The assignments are often multi-year efforts than easily stretch into the hundreds of millions or billions of dollars in volume.

A current example is the new effort starting now in Rochester, with Gilbane Building as the program manager and V.P. Tom Rogér as program director. He says the program is one of several that benefited from special state legislation that exempts the rehabilitation program from the municipality’s bond limit, in this case enabling Rochester to spend up to $325 million. Gilbane is also working with Syracuse for that city’s program, which could reach $150 million in volume.

Gilbane also oversaw the $1.4 billion New Haven rehabilitation program, says Thomas Smith, who is now the project manager. That 12-year, 34-school effort has completed more than $1 billion in work to date, but still has about another $200 million on track for six projects and probably another $200 million for five projects beyond that, says Rogér, who previously oversaw the initiative. “That was a very successful program,” Rogér says.

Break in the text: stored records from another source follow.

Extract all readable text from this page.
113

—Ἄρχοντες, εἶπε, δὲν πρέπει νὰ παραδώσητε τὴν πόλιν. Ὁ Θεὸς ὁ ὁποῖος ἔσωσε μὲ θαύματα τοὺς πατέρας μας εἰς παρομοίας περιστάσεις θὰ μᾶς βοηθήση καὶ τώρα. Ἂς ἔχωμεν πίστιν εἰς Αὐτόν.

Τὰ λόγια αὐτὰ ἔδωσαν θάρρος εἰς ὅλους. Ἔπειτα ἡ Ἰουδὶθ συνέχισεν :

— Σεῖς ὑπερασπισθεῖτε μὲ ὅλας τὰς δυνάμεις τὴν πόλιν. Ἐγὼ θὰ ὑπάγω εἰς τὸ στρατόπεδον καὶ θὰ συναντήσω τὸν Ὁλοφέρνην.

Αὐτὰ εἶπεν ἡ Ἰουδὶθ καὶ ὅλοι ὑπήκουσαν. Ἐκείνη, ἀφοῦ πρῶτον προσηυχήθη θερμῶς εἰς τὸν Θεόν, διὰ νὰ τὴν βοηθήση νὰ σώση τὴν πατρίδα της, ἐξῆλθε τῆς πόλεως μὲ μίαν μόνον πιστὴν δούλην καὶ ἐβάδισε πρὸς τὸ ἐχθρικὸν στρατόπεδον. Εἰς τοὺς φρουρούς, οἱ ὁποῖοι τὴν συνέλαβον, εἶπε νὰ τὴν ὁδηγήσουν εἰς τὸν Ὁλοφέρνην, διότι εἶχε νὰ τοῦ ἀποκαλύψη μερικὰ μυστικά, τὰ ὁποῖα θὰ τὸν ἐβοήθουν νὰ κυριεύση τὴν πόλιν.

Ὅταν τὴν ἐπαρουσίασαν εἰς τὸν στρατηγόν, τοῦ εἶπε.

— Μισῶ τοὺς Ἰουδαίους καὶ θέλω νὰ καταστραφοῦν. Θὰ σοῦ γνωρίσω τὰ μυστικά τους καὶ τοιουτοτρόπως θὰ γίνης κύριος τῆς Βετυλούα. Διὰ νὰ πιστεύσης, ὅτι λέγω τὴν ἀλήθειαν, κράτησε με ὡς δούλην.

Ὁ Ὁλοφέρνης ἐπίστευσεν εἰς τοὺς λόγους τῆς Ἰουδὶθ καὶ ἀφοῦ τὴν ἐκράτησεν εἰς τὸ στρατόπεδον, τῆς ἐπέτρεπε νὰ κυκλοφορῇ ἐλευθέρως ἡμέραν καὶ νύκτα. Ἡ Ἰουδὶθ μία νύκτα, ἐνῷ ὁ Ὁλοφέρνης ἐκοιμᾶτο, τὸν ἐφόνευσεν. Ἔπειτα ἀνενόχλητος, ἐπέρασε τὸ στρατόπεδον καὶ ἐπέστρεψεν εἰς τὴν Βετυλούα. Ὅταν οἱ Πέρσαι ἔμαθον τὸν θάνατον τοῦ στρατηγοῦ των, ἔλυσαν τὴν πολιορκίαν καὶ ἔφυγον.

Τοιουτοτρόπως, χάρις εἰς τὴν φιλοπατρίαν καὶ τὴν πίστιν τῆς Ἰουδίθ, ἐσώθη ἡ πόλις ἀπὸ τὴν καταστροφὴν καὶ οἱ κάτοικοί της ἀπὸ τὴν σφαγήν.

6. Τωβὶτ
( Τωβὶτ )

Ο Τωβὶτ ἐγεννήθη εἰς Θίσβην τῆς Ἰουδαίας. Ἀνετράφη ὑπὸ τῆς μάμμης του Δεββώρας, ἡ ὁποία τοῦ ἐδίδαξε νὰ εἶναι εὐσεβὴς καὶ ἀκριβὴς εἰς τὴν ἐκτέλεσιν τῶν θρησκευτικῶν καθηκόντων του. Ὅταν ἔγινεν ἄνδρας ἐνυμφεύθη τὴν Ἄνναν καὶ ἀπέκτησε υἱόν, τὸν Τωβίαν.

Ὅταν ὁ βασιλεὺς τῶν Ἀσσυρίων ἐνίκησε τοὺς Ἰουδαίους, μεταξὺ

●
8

The most expansive effort may be Buffalo’s decade-long, 60-school, $1.4 billion effort, partly because its “program packaging and development services provider” – hometown construction manager LPCiminelli – has a purview that includes the firm having to manage the entire state aid process and actually cover the local share of funding through its contract, says Gene Partridge, executive v.p. for the firm. “The stipulation was that there was to be no cost to the city for the program,” he says. “The role for LPCiminelli looks much different than a typical school construction project.”